Bagaimana pun miringnya pandangan pihak-pihak yang tak suka dengan kampanye keselamatan Stewart tapi tak sepantasnya keberanian Stewart menghadapi bahaya maut dipertanyakan karena Stewart telah membuktikan diri sebagai pebalap hebat yang telah berkali-kali menaklukkan Nurburgring yang pada masa itu merupakan salah satu sirkuit maut dan paling berbahaya di F1 dan kerap menelan nyawa para pebalapnya saat bertarung di sana. Lauda bahkan nyaris menemui ajalnya setelah mengalami kecelakaan fatal di sirkuit tersebut pada 1976, luka bakar di wajahnya adalah kenang-kenangan yang didapatnya dari sana dan menandakan betapa menakutkannya Nurburgring. Dan Stewart telah tiga kali menaklukkan sirkuit maut ini.


Namun seperti Clark yang tak menyukai Spa meski ia berhasil meraih kemenangan 4 kali berturut-turut di sirkuit favorit kebanyakan pebalap itu, Stewart pun tak menyukai Nurburgring meski ia berhasil menjadi juara di Nurburgring ini tigal kali. Satu kali bersama Matra pada 1968 dan dua kali ia menaklukkan Nurburgring di atas Tyrell-nya pada 1971 dan 1973. Bahkan kemenangannya di Nurburgring 1973 merupakan kemenangan terakhirnya dan menggenapkan catatan kemenangannya di F1 sebanyak 27 kali.

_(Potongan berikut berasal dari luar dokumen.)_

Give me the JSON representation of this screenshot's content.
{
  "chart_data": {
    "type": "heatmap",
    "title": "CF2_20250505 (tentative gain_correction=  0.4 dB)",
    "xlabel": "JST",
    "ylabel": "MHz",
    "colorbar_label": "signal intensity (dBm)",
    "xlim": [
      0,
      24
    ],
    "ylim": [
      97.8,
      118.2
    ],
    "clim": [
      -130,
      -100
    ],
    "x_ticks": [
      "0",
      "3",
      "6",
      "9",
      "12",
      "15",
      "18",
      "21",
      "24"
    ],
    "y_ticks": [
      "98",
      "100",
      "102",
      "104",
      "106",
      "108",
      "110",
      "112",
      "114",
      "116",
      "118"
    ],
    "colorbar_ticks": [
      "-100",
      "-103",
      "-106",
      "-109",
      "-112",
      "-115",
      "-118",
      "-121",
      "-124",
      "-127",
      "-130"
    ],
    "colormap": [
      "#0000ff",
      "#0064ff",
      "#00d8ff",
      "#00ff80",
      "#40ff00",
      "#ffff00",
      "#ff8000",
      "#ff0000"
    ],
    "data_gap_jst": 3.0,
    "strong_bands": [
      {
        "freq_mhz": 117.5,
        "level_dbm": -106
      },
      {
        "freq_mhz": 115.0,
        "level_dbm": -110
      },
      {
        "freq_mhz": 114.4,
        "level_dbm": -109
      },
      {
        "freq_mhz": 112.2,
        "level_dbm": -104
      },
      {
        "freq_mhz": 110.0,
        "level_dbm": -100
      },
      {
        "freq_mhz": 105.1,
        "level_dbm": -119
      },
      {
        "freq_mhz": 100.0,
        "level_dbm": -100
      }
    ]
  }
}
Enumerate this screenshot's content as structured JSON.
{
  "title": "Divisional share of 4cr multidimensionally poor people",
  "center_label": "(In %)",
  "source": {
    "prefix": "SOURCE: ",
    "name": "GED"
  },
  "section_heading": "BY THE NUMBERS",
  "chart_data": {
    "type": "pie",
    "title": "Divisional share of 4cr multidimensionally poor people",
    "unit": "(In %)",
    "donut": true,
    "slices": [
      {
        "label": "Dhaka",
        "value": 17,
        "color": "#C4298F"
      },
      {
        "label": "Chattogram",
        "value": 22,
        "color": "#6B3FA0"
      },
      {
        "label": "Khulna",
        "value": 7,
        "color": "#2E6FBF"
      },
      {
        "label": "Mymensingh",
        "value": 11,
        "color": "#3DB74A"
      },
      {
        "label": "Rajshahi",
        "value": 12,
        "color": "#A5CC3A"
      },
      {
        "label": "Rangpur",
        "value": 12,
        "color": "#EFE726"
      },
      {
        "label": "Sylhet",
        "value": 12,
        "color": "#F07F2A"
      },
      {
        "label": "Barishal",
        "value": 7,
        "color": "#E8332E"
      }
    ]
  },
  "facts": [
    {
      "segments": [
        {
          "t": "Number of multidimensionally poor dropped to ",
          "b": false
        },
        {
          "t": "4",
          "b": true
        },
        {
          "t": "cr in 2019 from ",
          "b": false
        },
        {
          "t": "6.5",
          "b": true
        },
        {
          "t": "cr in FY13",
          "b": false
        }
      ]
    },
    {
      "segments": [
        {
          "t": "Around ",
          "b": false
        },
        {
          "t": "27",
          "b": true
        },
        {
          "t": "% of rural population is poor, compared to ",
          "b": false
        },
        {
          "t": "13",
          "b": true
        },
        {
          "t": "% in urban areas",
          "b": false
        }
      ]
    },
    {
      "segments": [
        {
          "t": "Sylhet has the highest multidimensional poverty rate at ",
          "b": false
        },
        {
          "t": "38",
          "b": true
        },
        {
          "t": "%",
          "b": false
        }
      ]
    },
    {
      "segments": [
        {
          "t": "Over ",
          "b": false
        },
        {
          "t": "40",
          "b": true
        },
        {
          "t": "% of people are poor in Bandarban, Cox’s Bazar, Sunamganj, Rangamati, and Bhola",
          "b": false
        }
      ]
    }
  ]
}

Bahkan pada 1968 ia berhasil menaklukkan Nurburgring dalam keadaan yang tidak prima. Saat itu ia membalap dengan lengan yang patah yang didapatnya saat turun di ajang F2. Tim memberikan penyangga plastik di setirnya agar pergelangan tangannya tak terlalu terbebani tapi Stewart malah meminta penyangga setirnya dilepas demi mendapatkan feeling yang lebih baik saat mengerem. Dengan keadaan lengannya patah dan di tengah hujan deras yang membasahi sirkuit, Stewart berhasil tampil gemilang dan menjadi juara dengan selisih waktu lebih dari empat menit. Jadi siapa pula yang berani meragukan keberanian Stewart?

Namun Stewart sendiri mengakui ketakutannya setiap kali harus membalap di Nurburgring. "Nothing gave me more satisfaction than to win at the Nurburgring and yet, Ia was always afraid," ujar Stewart dan ia tak pernah merasa perlu menambah satu lap di Nurburgring untuk merayakan kemenangannya.

Stewart mengakui bahwa saat ia keluar dari rumahnya untuk menghadapi GP Jerman yang diadakan di Nurburgring, ia selalu menghentikan mobilnya di ujung jalan lalu menoleh ke belakang dan lama ia  menatap jalan yang telah dilaluinya tersebut sambil berpikir apakah ia bisa kembali ke rumah dengan selamat. "I was never sure I'd come home again," kata Stewart menggambarkan ketakutannya.

Memasuki musim 1973, Stewart memutuskan untuk pensiun dari F1 pada akhir musim itu tapi kecelakaan parah yang menimpa rekan setimnya, Francois Cevert di Watkins Glen saat sesi latihan GP USA membuat Stewart memutuskan untuk pensiun lebih cepat dengan menyisakan satu race lagi dan merelakan kesempatannya menggenapkan statistik 100 kali balapannya dan hanya mencatat 99 kali balapan saja.

Namun bila melihat F1 sekarang ini semua pihak akhirnya menyadari betapa berharganya apa yang telah diperjuangkan Stewart dalam mengupayakan keselamatan di F1 yang berimbas pada keselamatan di jalan raya karena metode keselamatan di F1 telah diadopsi pula dalam peningkatan keselamatan di jalan raya. F1 benar-benar berhutang banyak pada pria Skotlandia ini.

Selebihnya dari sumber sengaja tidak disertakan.